SUMMARY: RUNNING TIME: 1 Hr., 35 Min.
Harold Ramis both directed and co-wrote this 1986 Warner Bros. comedy. As before with Ramis on 1980’s Caddyshack, Brian Doyle-Murray is among the script’s collaborators and appears in a supporting role. For the film, several of Ramis and Doyle-Murray’s fellow SCTV alumni: Rick Moranis, Eugene Levy, Andrea Martin, and Joe Flaherty, among them, help fill out the ensemble cast.
Reaping a disability insurance windfall, thirty-ish, ex-Chicago firefighter Jack Moniker (Williams) retires to the Caribbean island of Saint Nicholas. Co-owning his musician friend Ernest’s (Cliff) seedy beachside club, Jack also now faces the wrath of the island’s corrupt prime minister, Solomon Grundy (Caesar) over Ernest’s unpaid taxes. Needing viable cash flow, Jack is persuaded by his new girlfriend, Phillipa (Twiggy), to push Club Paradise as an ideal tropical resort option for gullible tourists.

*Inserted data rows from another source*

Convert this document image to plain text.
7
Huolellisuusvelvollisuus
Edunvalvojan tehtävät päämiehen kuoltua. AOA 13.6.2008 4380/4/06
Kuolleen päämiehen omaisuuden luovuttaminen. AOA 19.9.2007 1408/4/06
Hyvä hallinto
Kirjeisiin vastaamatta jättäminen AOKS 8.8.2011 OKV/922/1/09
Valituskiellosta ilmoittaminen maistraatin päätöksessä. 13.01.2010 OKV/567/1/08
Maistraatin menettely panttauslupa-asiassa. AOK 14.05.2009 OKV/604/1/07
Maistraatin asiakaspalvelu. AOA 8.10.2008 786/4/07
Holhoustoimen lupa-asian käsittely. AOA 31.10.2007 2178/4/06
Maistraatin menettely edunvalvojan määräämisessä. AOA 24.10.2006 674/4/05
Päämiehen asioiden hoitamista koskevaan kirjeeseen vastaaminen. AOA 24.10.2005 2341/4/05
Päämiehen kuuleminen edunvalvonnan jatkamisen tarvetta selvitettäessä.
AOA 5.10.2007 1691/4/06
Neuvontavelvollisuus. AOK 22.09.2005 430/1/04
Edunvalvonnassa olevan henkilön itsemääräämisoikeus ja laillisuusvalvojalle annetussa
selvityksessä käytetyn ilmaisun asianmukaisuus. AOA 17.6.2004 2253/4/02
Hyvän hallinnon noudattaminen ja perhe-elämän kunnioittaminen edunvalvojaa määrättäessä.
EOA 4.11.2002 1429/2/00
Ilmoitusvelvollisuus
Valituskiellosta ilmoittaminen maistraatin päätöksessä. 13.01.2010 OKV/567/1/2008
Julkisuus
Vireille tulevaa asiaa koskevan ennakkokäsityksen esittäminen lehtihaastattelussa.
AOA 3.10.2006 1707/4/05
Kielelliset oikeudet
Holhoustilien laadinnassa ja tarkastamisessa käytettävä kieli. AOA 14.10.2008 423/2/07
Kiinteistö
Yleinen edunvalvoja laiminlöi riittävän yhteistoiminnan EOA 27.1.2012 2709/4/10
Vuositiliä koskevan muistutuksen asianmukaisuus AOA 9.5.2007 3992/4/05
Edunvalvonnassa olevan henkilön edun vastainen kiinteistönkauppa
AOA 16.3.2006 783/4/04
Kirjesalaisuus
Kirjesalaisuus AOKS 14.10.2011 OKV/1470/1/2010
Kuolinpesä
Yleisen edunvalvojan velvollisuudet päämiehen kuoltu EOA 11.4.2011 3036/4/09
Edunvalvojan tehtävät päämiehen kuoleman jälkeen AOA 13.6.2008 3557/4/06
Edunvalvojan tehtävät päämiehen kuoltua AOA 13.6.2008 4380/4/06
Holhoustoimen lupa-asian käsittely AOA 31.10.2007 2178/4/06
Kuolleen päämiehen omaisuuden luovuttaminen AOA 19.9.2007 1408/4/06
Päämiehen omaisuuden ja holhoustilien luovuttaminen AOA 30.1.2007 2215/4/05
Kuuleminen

Coinciding with Club Paradise’s first wave of mostly unimpressed guests, Grundy and the island’s wealthiest hotel owner (Doyle-Murray) scheme to sell off Saint Nicholas to foreign developers. The only remaining obstacle is Club Paradise, which resides on the island’s best section of beach. It’s up to Jack, Ernest, and the island’s aristocratic British governor (O’Toole) to save an imploding Saint Nicholas from a violent revolution once they decline to sell out.
Jack Moniker: Robin Williams
Phillipa Lloyd: Twiggy
Ernest Reed: Jimmy Cliff
Gov. Anthony Croyden Hayes: Peter O’Toole
Terry Hamlin: Joanna Cassidy
Voit Zerbe: Brian Doyle-Murray
Barry Nye: Rick Moranis
Barry Steinberg: Eugene Levy
Prime Minister Solomon Grundy: Adolph Caesar
Linda White & Dr. Randy White: Andrea Martin & Steven Kampmann
Pamela: Antoinette Bower
Mary Lou: Robin Duke
Model: Carey Lowell
Portia: Louise Bennett
Jackie: Mary Gross
Pilot: Joe Flaherty
Mrs. Geddes: Leonie Forbes
Ernest’s Band – Flamboyant: Sydney Wolfe, Ansel Collins, Bertram McLean, Chinna Smith, Wilburn Cole, & Christopher Meredith
Toby Prooth: Simon Jones
Swiss Businessman: Louis Zorich
Dave: Bruce McGill
REVIEW:
Given its middling script, neither Bill Murray (who had declined the lead role) nor Tom Hanks would have fared any better headlining Club Paradise. Riding a steady flow of smooth Jamaican reggae, an easygoing vibe and gorgeous scenery exude this film’s most appealing elements. Still, feel-good sentimentality doesn’t disguise a weak cliché-fest lazily packaged as a contrived big-screen sitcom. Club Paradise’s paint-by-the-numbers plotting has inhabited any number of better comedies, but this good cast simply isn’t given anything funny to do.
It mostly falls on Harold Ramis and his screenwriters that the comedic firepower of Robin Williams, Eugene Levy, Rick Moranis, and Peter O’Toole is squandered. Case in point: Moranis and Levy’s moronic cannabis subplot goes nowhere, much like the predicaments of other Club Paradise guests.
If, during filming, Ramis had hoped Williams’ manic improvisational energies would somehow salvage such formulaic dreck, then all involved miscalculated. The mellow Robin Williams that filmgoers instead get in Club Paradise is his increasingly harried ‘Jack’ too often fading into the background.
The sole pleasure in Club Paradise, suffice to say, is for its feature-length commercial hyping Jamaica. Then again, if one is ever given a dubious option between viewing Club Paradise or 1990’s Tom Hanks/Meg Ryan tropical bore, Joe Versus The Volcano – Robin Williams wins. His Caribbean clunker, at least, scores a few sporadic laughs.